Si tu ne vois rien en entrant dans alsamixer tu utilise la touche F6 (fn+F6) pour sélectionner ta carte son.

pour le paquet manquant il a peut-être changer de nom

regarde dans ton gestionnaire de paquet en tapant 

input 

ou 

multitouch dans le champ de recherche et tu devrai voir quelque chose


A+


----------



## neotof (23 Novembre 2011)

Merci Isdf pour le son.

As tu une solution pour le reste des drivers.

Pour le touchPad il fonctionne aussi mais j'ai moins de fonction que sur mac je suppose que c'est normal .

Il me reste les raccourcis du clavier et aussi le retro-éclairage du claiver .

bat,


----------



## Isdf (23 Novembre 2011)

Pour le touch-pad tu n'aura pas toutes les fonctions ca c'est sure. 

pour les raccourci clavier il faut que dans les options du clavier tu ailles dans les options avancées.

Une fois dans les options avancées tu cherche les options pour la touche meta (appelée pomme ou cmd sous mac os) et tu choisis utilisé la touche meta comme la ctrl et tu devrai avoir la majorité des raccourci claviers. cmd +c cmd+v etc...

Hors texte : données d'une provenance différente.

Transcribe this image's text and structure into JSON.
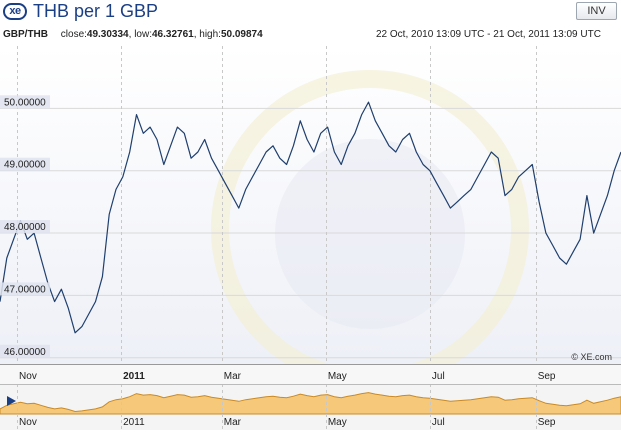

Pour le volume cela doit marcher pour la luminosité clavier et écran il faut installer le paquet pommed 

il doit y en avoir 2 

pommed

et pommed gui 

seulement pommed 
est utile l'autre te rajoute simplement l'affichage à l'écran de la barre pour le son/lumiere un peu à la maniere de mac os cependant je trouve ces apparition vraiment tres moches mais bon chacun ses goûts .
Ensuite une fois installer redémarre ton ordi c'est nécessaire  et tu devrai avoir la possibilité de modifier tes paramètres luminosité et son directement ave les touche de clavier.

A+


----------



## neotof (26 Novembre 2011)

Ok merci mais je n'ai toujours pas le clavier retro-éclairé et parfois le pc souffle pour rien, je pense que je vais attendre la 12.04 .

As tu aussi un MBA 4.2 ? rencontres tu les meme problème que moi ?

merci


----------



## Isdf (28 Novembre 2011)

Hello,

non je n'ai pas de MBA, mais j'ai deja installé ubuntu sur un mais je ne pourrais te garantir que ce soit un 4,2.

Le fait que cela souffle de temps en temps est dû au fait que la gestion d'energie n'est pas au top sur la MBA (quand tu installe Ubuntu) je pense que le materiel est trop récent je suis sur que dans la 12.04 ce problem sera résolut.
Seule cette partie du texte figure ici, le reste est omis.